La conclusion qu’il tire de sa présentation est qu’il sera difficile, voir impossible de combler le gap entre la situation actuelle et les objectifs qui ont été fixés. Il ne voit pas très bien comment résoudre le problème pour l’instant, dans les conditions actuelles à moins de multiplier des aujourd’hui par 5 le rythme de déploiement actuel. Visiblement, on n’en prend pas le chemin.

Il préconise cependant la nomination d’un pilote pour ce plan, mais l’état est il une bonne solution quand on connait les travers de la bureaucratie dans notre pays? Il préconise aussi la mise en œuvre d’un véritable plan de financement de ces investissement, mais les caisses sont vides…. Il indique enfin que la mise en œuvre par zone, en commençant bien sûr par les zones denses a probablement été une erreur, mais il est difficile de forcer les opérateurs à se porter en premier lieu sur les zones non rentables…même si les zones rurales ont plus que tous besoin du haut débit pour tenter de se revitaliser.

Voir la présentation du Sycabel au colloque Avicca du 19 mars

France Télécom et Manche Numérique : Accord historique ou simple geste symbolique?

21 mars 2012

Dans les salons de l’Assemblée ce matin s’est tenue plutôt discrètement une réunion à laquelle participaient un certain nombre d’acteurs clés de la France Numérique en marche. Etaient réunis les responsables de France Télécom en la personne de Bruno Janet, conseiller spécial du CEO de France Télécom, SFR avec Cyril Luneau PDG de SFR collectivités, l’ARCEP venue en grand renfort avec Jérôme Coutant Membre du Collège et Philippe Dister son directeur, Benoit Loutrelle représentant du Commissaire aux Investissements d’Avenir et l’équipe de Manche Numérique au grand complet, Jean François Le Grand Président du Conseil Général de la Manche, Gilles Quinquenel, Président de Manche Numérique et Roland Courteille Directeur de Manche Numérique.

« C’est un accord historique que nous venons signer ici annonçait Gilles Quinquenelle. C’est une grande première pour ce premier jour de printemps… » ajoutait-il non sans humour. Il était repris et approuvé par les responsables des 2 opérateurs, même si Bruno Janet tentait de minimiser un peu l’affaire en affirmant que France Télécom était déjà délégataires de 2 RIP (réseaux d’initiative publique), Laval et Palaiseau…

Jean François Le Grand, repris par Jerome Coutant affirmaient : « La manche a toujours été à la pointe en matière d’infrastructure numérique. Il y a presque 10 ans, elle a été un membre clé et décisif de la démarche qui a conduit à la législation sur le 1425, point de départ du dégroupage. Ce premier accord signé entre France Télécom et un RIP (Manche Numérique) est aussi important pour la mise en œuvre du FTTH en France que l’a été le 1425 pour le dégroupage. »  Bruno Loutrel du Commissariat aux investissements d’avenir précisait : «  Nous sommes heureux d’investir dans un département comme la Manche car nous savons que cet investissement sera bien utilisé et qu’il servira de modèle. »

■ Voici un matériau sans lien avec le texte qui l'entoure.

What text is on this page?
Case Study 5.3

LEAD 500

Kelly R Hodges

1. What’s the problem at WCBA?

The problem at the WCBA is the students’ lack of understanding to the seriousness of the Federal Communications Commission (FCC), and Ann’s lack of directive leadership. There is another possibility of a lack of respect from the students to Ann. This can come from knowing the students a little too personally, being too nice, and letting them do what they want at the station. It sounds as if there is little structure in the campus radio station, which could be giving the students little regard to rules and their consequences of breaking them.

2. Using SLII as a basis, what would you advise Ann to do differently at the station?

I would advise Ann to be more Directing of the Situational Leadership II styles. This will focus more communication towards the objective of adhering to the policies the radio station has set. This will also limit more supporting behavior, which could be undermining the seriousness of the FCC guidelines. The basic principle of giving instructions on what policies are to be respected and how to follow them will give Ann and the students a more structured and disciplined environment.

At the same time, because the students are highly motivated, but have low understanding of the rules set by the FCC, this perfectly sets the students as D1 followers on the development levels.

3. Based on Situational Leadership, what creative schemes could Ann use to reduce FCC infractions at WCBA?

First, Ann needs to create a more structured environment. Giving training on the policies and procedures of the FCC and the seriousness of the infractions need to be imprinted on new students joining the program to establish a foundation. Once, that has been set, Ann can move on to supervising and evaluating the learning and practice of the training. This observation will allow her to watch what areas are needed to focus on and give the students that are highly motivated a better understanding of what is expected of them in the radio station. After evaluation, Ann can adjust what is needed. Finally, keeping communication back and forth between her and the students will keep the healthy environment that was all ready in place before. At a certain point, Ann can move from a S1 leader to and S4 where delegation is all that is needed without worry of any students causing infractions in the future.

Premier accord entre France Télécom et un RIP

Voila en effet près de 5 ans que France Télécom regardait les RIP (réseaux d’initiative publique) comme des concurrents, et ne ratait pas une initiative pour les torpiller, les assécher de leur substance en ne se portant pas client de ces infrastructures payées en grande partie par les contribuables. Pire, il allait même jusqu’à construire des réseaux en doublon pour être certain de posséder « son » infrastructure. Cette situation fut amèrement rappelée et mentionnée par diverses collectivités locales lors de la journée de l’Avicca, en début de semaine. Certes me faisait remarquer une membre de l’ARCEP à côté de moi, le cadre règlementaire n’était pas tout à fait stable pendant les premières années. Il l’est cependant depuis bientôt 2 ans maintenant, et Bruno Janet le reconnaissait comme un élément important du  pas en avant franchi aujourd’hui.

Co-investir dans la boucle locale fibre

L’accord passé avec Manche Numérique, dont le délégataire est Manche Télécom filiale de SFR, comporte et défini en effet les conditions financières et techniques (encore aujourd’hui imprécises puisque l’accord n’est que préliminaire) dans laquelle le délégataire et France Télécom collaboreront pour mettre en œuvre les réseaux FTTH sur le territoire de la Manche et proposer une offre commerciale aux foyers raccordables.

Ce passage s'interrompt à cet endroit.